Images empruntées à des collections privées.

Pendant ce temps, les vendeuses du marché, souvent de la même génération, arborent des robes satinées à manches ballons et autres pagnes négligemment noués. Quant au saluva des « Mahoraises » et « Mohéliennes », digne héritier de l’utsunga, il met en valeur leur poitrine plus qu’il ne la dissimule… Un même vêtement permet de se dérober aux regards ou au contraire de les attirer : ainsi le chiromani, qui, avant la révolution d’Ali Soilihi, ne laissait apparaître que les yeux des « Anjouanaises », a maintenant la faveur des jeunes filles. La styliste Sitty Sagaf en a fait l’expérience : « J’ai essayé de lancer des capes en tissu shiromani, pour proposer quelque chose qui tienne en place. Mais on préfère laisser apparaître une épaule, avec juste une bretelle ! » Même nonchalance chez certaines adolescentes qui ne sortent plus sans leur tenue islamique, manteau sombre à capuche ou tunique et foulard, le tout enfilé sur un jean… et parfois, rare audace, sur un pantalon largement fendu. Symbole de ces clins d’oeil vestimentaires chers aux Comoriennes, le leso ou nyambawani, souvent orné d’une phrase shikomori écrite en caractères latins. « Le leso est un tissu du pays bantu, on l’a au Mozambique, au Swaziland, au Lesotho, en Tanzanie », indique Fatuma.

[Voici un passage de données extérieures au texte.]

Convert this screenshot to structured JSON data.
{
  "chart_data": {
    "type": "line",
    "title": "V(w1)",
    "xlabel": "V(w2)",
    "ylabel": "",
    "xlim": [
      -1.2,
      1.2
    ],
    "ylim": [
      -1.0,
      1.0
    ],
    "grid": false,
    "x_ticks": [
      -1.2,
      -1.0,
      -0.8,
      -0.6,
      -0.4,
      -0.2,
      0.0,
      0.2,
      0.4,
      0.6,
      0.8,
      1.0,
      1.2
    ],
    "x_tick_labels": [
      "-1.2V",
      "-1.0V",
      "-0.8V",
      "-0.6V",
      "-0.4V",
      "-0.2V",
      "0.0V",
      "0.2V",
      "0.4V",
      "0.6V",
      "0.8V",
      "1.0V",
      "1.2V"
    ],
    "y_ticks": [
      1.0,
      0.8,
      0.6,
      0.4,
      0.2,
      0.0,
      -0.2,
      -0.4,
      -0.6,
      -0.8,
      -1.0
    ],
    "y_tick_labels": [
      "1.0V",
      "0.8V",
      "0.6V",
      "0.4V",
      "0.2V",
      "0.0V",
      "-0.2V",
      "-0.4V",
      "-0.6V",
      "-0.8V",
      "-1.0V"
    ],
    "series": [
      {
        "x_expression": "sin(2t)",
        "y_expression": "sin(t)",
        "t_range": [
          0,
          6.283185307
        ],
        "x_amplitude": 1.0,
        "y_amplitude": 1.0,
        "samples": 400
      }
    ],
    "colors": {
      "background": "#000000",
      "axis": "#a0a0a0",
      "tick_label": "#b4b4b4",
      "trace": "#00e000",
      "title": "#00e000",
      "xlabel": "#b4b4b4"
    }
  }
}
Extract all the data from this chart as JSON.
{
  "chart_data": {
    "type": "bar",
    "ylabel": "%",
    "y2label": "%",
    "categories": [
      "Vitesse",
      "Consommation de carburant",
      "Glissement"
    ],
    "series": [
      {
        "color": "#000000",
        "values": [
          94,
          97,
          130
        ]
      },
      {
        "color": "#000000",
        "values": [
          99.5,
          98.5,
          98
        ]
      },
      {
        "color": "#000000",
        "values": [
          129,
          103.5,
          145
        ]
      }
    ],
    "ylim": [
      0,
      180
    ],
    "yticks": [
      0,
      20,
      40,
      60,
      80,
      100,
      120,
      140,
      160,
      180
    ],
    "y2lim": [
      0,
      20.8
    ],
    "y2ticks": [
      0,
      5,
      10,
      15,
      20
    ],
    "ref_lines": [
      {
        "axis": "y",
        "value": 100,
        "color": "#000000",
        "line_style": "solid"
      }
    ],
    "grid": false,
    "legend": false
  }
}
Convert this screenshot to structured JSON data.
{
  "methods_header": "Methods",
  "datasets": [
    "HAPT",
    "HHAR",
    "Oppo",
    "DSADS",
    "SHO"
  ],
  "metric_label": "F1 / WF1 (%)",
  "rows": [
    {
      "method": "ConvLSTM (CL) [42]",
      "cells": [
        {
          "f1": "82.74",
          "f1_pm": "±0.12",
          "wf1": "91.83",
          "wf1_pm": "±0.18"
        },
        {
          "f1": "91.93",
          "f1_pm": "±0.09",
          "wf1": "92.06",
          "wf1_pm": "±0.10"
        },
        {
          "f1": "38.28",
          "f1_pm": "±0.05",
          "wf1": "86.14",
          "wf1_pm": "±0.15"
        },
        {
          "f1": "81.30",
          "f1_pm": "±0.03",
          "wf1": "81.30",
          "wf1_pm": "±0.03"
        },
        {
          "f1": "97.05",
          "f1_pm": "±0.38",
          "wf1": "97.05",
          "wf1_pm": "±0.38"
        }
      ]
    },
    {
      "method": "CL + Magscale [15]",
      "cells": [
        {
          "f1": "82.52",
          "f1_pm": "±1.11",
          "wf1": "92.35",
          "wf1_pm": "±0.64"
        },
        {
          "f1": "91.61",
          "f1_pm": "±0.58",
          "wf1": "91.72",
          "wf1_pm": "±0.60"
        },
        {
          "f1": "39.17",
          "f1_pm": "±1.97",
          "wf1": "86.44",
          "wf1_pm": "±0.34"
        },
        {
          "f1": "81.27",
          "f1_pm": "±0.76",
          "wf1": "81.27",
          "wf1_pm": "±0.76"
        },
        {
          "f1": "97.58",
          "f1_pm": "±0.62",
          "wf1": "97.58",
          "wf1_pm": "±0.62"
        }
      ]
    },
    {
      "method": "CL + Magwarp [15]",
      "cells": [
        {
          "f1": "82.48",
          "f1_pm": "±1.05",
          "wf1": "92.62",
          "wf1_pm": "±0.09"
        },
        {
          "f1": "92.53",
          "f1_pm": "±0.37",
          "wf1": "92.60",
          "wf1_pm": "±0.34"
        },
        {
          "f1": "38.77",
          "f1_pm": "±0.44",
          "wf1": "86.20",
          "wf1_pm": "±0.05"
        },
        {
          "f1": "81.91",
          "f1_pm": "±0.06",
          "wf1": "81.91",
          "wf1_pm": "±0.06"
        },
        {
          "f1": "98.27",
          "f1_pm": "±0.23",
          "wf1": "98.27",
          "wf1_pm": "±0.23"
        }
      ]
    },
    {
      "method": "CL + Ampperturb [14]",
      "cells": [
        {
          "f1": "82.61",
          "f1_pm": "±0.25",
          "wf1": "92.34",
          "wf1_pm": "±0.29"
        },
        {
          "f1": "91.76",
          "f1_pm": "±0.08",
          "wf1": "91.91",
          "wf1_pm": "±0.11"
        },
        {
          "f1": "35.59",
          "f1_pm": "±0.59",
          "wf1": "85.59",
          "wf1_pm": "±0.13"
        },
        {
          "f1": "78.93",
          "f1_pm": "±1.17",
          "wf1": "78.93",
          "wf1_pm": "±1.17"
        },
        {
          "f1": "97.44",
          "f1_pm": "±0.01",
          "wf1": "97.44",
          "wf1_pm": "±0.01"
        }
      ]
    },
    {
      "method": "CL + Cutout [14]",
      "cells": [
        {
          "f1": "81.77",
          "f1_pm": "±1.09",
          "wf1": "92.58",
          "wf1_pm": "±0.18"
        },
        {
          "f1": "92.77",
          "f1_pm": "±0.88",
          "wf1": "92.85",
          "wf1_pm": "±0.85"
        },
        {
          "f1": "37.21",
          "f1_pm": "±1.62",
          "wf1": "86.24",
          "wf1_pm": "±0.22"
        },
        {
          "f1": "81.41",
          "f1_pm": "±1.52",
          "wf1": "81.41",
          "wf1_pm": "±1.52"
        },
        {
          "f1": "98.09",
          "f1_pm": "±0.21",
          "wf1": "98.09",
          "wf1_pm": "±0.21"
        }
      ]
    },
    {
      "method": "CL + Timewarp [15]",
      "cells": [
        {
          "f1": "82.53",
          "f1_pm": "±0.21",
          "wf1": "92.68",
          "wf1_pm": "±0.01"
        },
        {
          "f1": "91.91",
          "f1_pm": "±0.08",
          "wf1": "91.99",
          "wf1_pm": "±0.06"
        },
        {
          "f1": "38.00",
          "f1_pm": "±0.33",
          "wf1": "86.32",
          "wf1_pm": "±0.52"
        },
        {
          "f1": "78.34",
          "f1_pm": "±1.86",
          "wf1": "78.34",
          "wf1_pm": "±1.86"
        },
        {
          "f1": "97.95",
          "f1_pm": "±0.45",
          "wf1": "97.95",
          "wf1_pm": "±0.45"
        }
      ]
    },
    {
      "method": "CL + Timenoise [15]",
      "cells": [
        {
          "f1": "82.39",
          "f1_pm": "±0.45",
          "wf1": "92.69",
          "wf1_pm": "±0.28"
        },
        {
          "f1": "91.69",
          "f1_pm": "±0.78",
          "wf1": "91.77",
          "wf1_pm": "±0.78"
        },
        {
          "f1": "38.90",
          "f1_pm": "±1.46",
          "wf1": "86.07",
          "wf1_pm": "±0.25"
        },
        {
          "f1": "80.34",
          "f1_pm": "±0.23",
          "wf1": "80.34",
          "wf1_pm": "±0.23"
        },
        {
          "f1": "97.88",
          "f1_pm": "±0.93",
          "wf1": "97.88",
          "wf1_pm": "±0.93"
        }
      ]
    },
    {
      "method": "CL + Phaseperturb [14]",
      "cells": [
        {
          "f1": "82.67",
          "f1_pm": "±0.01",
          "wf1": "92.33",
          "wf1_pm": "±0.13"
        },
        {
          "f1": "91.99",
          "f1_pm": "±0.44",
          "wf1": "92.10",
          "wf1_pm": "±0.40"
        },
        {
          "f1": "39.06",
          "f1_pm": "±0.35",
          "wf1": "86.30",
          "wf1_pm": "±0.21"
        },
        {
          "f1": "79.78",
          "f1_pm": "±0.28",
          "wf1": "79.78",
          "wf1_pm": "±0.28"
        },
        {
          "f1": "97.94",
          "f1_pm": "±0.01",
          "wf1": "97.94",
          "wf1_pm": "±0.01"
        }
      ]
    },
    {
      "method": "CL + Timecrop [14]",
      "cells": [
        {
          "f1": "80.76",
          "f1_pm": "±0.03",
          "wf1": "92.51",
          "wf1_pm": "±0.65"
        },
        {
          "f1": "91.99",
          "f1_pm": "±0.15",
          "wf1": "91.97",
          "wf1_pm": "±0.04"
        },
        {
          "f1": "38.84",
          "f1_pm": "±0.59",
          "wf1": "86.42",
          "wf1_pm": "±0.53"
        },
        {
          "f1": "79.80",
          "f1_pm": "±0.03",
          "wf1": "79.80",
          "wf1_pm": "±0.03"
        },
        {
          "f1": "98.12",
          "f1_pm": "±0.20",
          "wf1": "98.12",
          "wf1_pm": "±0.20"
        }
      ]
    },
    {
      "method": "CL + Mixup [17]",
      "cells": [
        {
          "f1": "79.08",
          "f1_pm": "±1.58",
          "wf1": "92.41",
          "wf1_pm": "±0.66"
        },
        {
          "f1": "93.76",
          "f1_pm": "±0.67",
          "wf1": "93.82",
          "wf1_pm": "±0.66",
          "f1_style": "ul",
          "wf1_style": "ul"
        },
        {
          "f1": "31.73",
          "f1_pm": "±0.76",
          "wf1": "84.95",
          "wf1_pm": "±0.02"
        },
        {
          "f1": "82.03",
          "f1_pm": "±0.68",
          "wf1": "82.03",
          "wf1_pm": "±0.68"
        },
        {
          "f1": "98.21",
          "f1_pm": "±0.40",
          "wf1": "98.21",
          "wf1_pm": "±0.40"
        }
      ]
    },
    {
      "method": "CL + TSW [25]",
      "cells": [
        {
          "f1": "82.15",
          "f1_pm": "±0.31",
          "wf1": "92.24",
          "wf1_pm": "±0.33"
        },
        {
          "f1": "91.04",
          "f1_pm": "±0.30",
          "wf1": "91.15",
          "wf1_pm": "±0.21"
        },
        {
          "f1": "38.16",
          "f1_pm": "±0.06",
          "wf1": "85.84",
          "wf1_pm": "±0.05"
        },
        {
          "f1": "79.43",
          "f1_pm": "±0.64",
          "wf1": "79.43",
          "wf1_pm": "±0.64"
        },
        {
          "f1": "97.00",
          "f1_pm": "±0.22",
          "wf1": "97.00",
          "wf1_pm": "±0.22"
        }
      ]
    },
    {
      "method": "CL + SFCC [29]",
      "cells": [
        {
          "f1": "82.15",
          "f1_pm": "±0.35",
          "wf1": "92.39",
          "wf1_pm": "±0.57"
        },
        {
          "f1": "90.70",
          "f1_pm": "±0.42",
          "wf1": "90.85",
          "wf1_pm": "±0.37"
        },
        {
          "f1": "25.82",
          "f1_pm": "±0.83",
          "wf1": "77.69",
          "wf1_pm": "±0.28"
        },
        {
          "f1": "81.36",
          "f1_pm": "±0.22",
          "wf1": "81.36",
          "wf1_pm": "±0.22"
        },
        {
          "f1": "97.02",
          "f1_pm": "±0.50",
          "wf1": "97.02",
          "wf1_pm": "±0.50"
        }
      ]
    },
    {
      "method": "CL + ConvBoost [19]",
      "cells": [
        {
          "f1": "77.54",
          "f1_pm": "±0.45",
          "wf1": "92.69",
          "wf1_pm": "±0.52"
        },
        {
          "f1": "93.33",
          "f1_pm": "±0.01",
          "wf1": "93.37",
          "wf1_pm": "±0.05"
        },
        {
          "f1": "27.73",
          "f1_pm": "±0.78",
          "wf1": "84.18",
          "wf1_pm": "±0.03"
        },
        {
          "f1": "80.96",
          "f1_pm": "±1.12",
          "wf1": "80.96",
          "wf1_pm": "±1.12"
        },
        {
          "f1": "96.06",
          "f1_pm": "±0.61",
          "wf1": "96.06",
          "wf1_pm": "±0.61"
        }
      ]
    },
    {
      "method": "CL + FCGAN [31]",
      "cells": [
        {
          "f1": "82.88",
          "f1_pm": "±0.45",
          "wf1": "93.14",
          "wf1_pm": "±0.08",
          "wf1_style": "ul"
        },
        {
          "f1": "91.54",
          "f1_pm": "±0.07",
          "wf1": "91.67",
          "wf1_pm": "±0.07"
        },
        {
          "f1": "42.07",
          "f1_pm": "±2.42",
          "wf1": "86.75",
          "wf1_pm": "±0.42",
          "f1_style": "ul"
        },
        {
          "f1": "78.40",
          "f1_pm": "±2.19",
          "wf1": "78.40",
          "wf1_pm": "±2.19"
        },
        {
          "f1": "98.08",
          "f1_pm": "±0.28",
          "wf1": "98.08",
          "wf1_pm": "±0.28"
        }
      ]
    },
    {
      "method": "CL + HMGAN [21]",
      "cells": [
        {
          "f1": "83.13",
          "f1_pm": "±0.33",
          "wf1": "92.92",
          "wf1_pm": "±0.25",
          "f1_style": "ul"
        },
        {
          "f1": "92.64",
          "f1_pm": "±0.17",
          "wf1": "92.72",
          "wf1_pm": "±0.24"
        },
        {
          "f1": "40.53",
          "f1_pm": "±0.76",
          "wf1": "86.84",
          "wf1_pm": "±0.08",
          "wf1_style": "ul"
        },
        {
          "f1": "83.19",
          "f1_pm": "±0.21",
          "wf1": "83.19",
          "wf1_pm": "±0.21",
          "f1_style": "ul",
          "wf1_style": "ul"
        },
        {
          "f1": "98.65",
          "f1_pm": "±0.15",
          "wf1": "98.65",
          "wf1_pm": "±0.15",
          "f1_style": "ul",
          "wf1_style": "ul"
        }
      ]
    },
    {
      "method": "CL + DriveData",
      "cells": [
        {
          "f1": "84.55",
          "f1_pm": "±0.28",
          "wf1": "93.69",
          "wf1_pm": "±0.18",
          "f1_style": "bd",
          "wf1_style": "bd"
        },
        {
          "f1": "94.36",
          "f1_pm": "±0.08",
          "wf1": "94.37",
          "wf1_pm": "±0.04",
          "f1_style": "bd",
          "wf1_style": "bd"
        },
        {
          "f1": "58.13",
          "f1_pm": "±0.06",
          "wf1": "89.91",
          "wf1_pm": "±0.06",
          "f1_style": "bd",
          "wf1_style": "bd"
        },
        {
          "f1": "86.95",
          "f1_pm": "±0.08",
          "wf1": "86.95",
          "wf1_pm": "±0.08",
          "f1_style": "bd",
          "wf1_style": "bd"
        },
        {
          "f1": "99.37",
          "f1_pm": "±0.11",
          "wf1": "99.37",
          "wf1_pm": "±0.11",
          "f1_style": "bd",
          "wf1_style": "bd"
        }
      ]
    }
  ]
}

« C’est une question de tendance. Avant le leso, il y a eu les tissus Tahiti, motif Bora Bora, les tissus genre nylon… Sur le leso, il y a toujours un mot, de sagesse ou de dévergondage. Il se vendra beaucoup plus facilement en Tanzanie, si son message répond à une préoccupation de la société : des histoires d’amour, des messages d’éducation. Les Comoriens font moins attention. Avec la modernisation, le leso est devenu un matériel de base pour la confection des vêtements modernes, surtout à Ngazidja. Il y a une dizaine d’années, c’était devenu très fashion. » Les robes à jupe ample et à manches plates ou bouffantes, mettant en valeur le dessin du leso, courent les rues de Moroni. « Ce sont des robes considérées comme vieillissantes, pour les femmes d’un certain âge. Elles font plus respectable, avec le voile assorti. » Les jeunes filles et jeunes femmes préfèrent la « jupe sirène », serrée aux fesses et évasée en bas, avec corsage assorti, à la manière des Gauloises d’Astérix et Obélix, qu’elles étrennent en particulier quand elles prennent l’avion. De leur côté les femmes mahoraises font plutôt évoluer le tissu de leurs saluva, troquant le coton contre des voiles légers en provenance de Dubaï. Toujours aussi perméable aux influences extérieures qui l’ont fait naître, la mode comorienne fait de la résistance, malgré la généralisation des tenues occidentales. Sa diversité lui permet de digérer un maximum de nouveautés. À l’image de la culture de l’archipel, elle fait bouillir sa petite marmite au carrefour des civilisations…

Lisa Giachino.

Pour en savoir plus, lire Ya Mkobe n°4 (1990, CNDRS), ainsi que le mémoire de fin d’études de Safiat Mahamoud à l’École Supérieure de Mvuni.


[1] Acteurs de la période où la société de type bantu était divisée en clans dirigés chacun par un fe.

KANZU. « Spécialité anjouanaise, il comprend un saluva et un haut avec manches doublées systématiquement. Avec ses avant-bras serrés, sa coupe Coco Chanel, au ras du cou, il pu se conserver et garder son prestige. Une femme qui s’habille comme ça ne passe pas inaperçue. Des femmes le font dans de la soie, sinon il est taillé dans du leso. Des Domoniennes sont spécialisées dans le kanzu aux multiples leso. Elles enlèvent les motifs de chacun pour en faire deux ou trois. C’est un travail énorme. Le passepoil, qui borde le cou et les manches, est fabriqué artisanalement. Par contre, les finitions intérieures ne sont pas très importantes. »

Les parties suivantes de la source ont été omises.